MK: Our fight is to change how the government works and, ultimately, to bring down capitalism and its perverted and suicidal values. Can we win? Do we have enough time left to win, as the abolitionists and suffragists did? Probably not. We can either submit to the status quo or die fighting. Everyone has that choice.
DF: Because it’s BULL SHIT!
PH: What lessons learned for both of you as you go into this hearing, going on four years since you all activated?
MK: Everything I have written here I have learned through working on the aerial spray ban, from working with a group of people who are committed to putting their efforts into improving the world we live in, to seeing the importance of working for others, of contributing to one’s community. From the harms being inflicted on our environment to how government really works, especially here, but also in varying degrees in many other countries; from working as a team, to admiring the dedication of others and the varying forms in which it is expressed, and also appreciating the different talents that people doing the work bring to it. One of the main lessons has been to arrive at an understanding of how capitalism works, how disastrous its emphasis on profit is for the planet.

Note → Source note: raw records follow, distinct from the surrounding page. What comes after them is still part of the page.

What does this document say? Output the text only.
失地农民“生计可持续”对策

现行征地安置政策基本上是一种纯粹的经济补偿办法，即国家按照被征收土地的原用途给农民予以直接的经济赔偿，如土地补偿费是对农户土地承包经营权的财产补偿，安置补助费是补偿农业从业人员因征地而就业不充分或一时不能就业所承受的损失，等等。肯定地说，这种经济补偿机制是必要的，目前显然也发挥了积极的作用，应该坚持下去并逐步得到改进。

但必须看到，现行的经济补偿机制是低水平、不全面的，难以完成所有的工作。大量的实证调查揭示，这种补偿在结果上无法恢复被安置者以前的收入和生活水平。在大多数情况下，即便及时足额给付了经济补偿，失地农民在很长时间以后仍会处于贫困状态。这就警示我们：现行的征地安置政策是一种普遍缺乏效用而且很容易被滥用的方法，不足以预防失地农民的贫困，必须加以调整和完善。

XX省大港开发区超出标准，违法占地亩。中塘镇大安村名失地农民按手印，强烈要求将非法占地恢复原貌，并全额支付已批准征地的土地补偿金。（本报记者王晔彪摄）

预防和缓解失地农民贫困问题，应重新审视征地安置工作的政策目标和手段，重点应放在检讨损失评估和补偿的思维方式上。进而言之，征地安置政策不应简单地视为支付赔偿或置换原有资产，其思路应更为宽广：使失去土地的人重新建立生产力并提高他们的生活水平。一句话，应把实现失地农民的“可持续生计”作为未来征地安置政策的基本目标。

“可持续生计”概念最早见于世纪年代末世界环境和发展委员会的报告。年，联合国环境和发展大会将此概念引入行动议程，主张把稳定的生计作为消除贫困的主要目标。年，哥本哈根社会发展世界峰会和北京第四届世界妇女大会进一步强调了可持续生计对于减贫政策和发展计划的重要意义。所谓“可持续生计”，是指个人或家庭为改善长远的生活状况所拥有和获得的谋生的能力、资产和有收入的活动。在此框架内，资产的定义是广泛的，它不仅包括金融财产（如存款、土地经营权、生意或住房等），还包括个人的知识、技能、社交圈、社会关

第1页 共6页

DF: I’ve learned that you can learn how to do almost anything that is unfamiliar or unknown, that commitment and truth telling are powerful and attractive forces to draw people together, that person power of volunteers can take on powerful corporate interests and make local law to protect safety and well-being, and it’s not all about the MONEY! Industry’s own public opinion polls late in the campaign showed that a majority of voters in this county did NOT want aerial spraying of pesticides and that included families who were a part of timber industry services. Would have loved to watch the Timber guys when they learned that poll results!

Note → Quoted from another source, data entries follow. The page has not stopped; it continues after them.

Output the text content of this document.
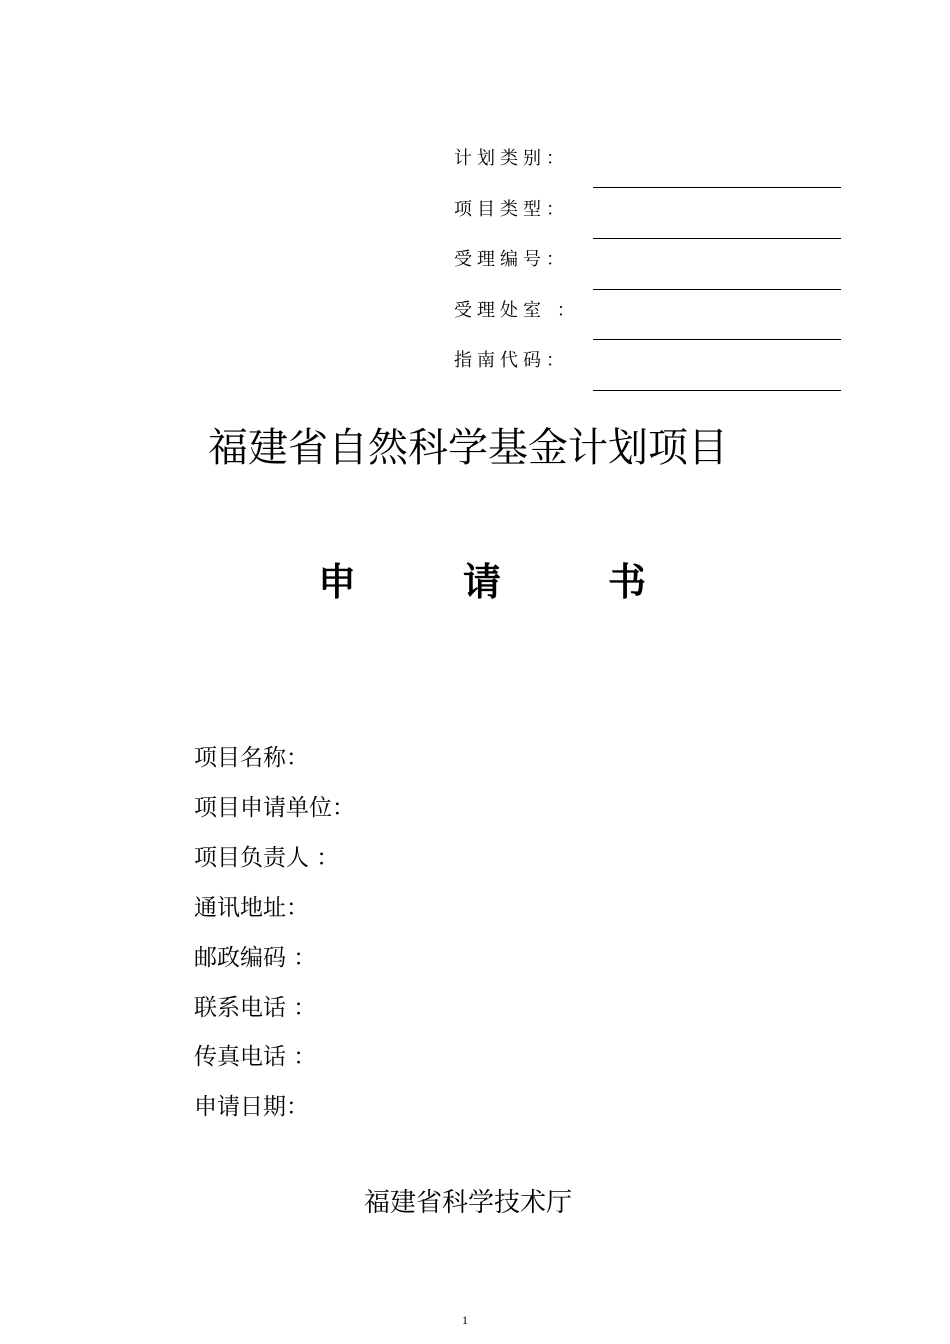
计划类别：
项目类型：
受理编号：
受理处室 ：
指南代码：
福建省自然科学基金计划项目
申	请	书
项目名称：
项目申请单位：
项目负责人 ：
通讯地址：
邮政编码 ：
联系电话 ：
传真电话 ：
申请日期：
福建省科学技术厅
1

Two plus years without aerial spraying of toxins was a huge relief to all of us who live downstream. Listening to a spraying helicopter within a mile of my home after that was traumatic and made me cry for the streams getting poisoned, any life forms remaining on the steep slopes, for the ignorance of those who believe the spin and lies told about toxic chemicals being “safe.”
PH: In your own words, respond to: “Our argument is that the local government exists to protect public health and safety and should be immune from pre-emption laws that prevent them from doing so,” said Lindsey Schromen-Wawrin. “State preemption is a weapon of corporate special interests, which can more easily control state legislatures rather than deal with counties and local governments that are closer to the people.”
MK: I believe that preemption can be used for different purposes, and can be necessary (such as preemption of racism, violence, slavery, etc.).It is being used to protect corporate interests at the expense of public health and safety. That is the use we object to. Local governments should be able to enact more stringent laws than the state to protect the people’s and Nature’s health, safety and wellbeing (ceiling preemption, which prohibits more stringent protections of safety and health than the state has imposed, is what we are fighting). In that sense local governments should be able to complement the state government, because they are closer to the people. Preemption interferes with that closeness.
DF: Amen. Who cares more for finding solutions to local problems than the people who live there? Who will value and care for the land on which we live, work, play any more than we will?